It came to the end.

I want to say I failed, but how can I say so when I learned  so much. In the traditional sense I did fail. I didn’t make it to Sunday, yes, I ate something last night. I was at a friends apartment hanging out until it was clearly past my bed time so I could wake up at 5 a.m. Again I got in the car and it hit me. I would like to say it was something spiritual that God challenged my life with that made me feel release from my fast, but it wasn’t. I was driving home and began to feel immensely sick and dizzy. I got to my apartment where my roommate also was laying day sick from some unknown illness that I was desperate not to catch.

I began to see how he was and explained I was starting to feel really bad. Well I went to go lay down hopeful that sleeping would be an adequate way to forget the dizziness, nausea, and headache I was going through. Well after laying there for a while just praying it became to the point that I could no longer bear it. Nearly for days and I was done. I cheated out, ate about a two spoonfuls of rice and a piece of toast. Yet while I was disappointed with myself that my body got to the best of me I subtly realized something I have never actually experienced before.

We hear over and over again that Africa is a starving nation, and it’s not just Africa, but many places around the world even some places here in America (albeit not in as a sever fashion). I have never felt so hungry in my life as I did that night and as much as I hate to admit it, I had my way out. I knew no matter how bad it got out I could always eat something, but I could never imagine what that means to not be able to at all. While I can’t imagine that I know there are people who go through that every day. The become so hungry and have no way out, none at all, not even a shelter to find, no scraps to find.

It makes me want to do something, to want to change something, to find a way to feed people. I have heard all of the statistics, I know what the improbable is, I know what the church in America is capable of. Beyond all of this I know what can be done, but I am not worried about the can I am worried about the how.
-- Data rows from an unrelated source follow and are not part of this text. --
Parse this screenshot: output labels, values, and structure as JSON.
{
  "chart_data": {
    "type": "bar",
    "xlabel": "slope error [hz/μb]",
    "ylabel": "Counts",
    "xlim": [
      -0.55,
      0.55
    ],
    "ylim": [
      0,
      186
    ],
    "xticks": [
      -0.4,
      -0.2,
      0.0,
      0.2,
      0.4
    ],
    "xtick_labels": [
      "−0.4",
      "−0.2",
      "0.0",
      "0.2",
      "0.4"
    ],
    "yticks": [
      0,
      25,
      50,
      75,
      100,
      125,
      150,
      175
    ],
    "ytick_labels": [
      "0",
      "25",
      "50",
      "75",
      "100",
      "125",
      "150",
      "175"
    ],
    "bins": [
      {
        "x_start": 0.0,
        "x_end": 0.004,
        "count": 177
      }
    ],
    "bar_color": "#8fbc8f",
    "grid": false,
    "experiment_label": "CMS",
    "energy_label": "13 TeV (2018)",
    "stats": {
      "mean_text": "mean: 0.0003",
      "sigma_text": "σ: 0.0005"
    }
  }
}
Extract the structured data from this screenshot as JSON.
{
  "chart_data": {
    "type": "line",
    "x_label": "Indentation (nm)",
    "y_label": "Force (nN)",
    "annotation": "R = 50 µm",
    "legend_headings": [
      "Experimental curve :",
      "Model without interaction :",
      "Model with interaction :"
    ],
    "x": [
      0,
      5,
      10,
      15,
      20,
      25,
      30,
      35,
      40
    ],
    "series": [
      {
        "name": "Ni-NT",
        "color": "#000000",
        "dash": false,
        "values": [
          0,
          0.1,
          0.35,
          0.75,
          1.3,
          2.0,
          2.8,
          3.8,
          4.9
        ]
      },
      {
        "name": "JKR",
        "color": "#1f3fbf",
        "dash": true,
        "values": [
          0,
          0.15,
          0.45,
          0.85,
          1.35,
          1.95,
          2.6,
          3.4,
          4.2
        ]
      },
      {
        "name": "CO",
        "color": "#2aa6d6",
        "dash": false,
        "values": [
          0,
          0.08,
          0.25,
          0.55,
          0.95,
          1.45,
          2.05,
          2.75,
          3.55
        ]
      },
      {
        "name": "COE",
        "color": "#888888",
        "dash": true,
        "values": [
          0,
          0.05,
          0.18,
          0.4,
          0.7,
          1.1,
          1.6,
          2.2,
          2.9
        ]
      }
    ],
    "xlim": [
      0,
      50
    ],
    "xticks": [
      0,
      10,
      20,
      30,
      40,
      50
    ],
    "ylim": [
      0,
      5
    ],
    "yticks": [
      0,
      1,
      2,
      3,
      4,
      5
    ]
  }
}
How do we do this? How do we stop world hunger with using the power of the church and with showing the love of Christ that needs to be clearly shown. How can we spread the gospel to those who are dying of hunger? Shoes, clothes, presents, friends are all very very good things to be given to people around the world, but so many lack just the necessity of food and water. Diseases may come from a lack of shoes, but death comes so much more immediately from lack of food. I want help. I want to know what we can do to show the church what we have a responsibility to do. I know I would love to see followers of Christ who have never experienced this feeling to go without food for even three or four days. Learn what it does to your body to lack food, to be completely without. Any thoughts I would love to hear, but for now I am going to contemplate more on what I think we can do.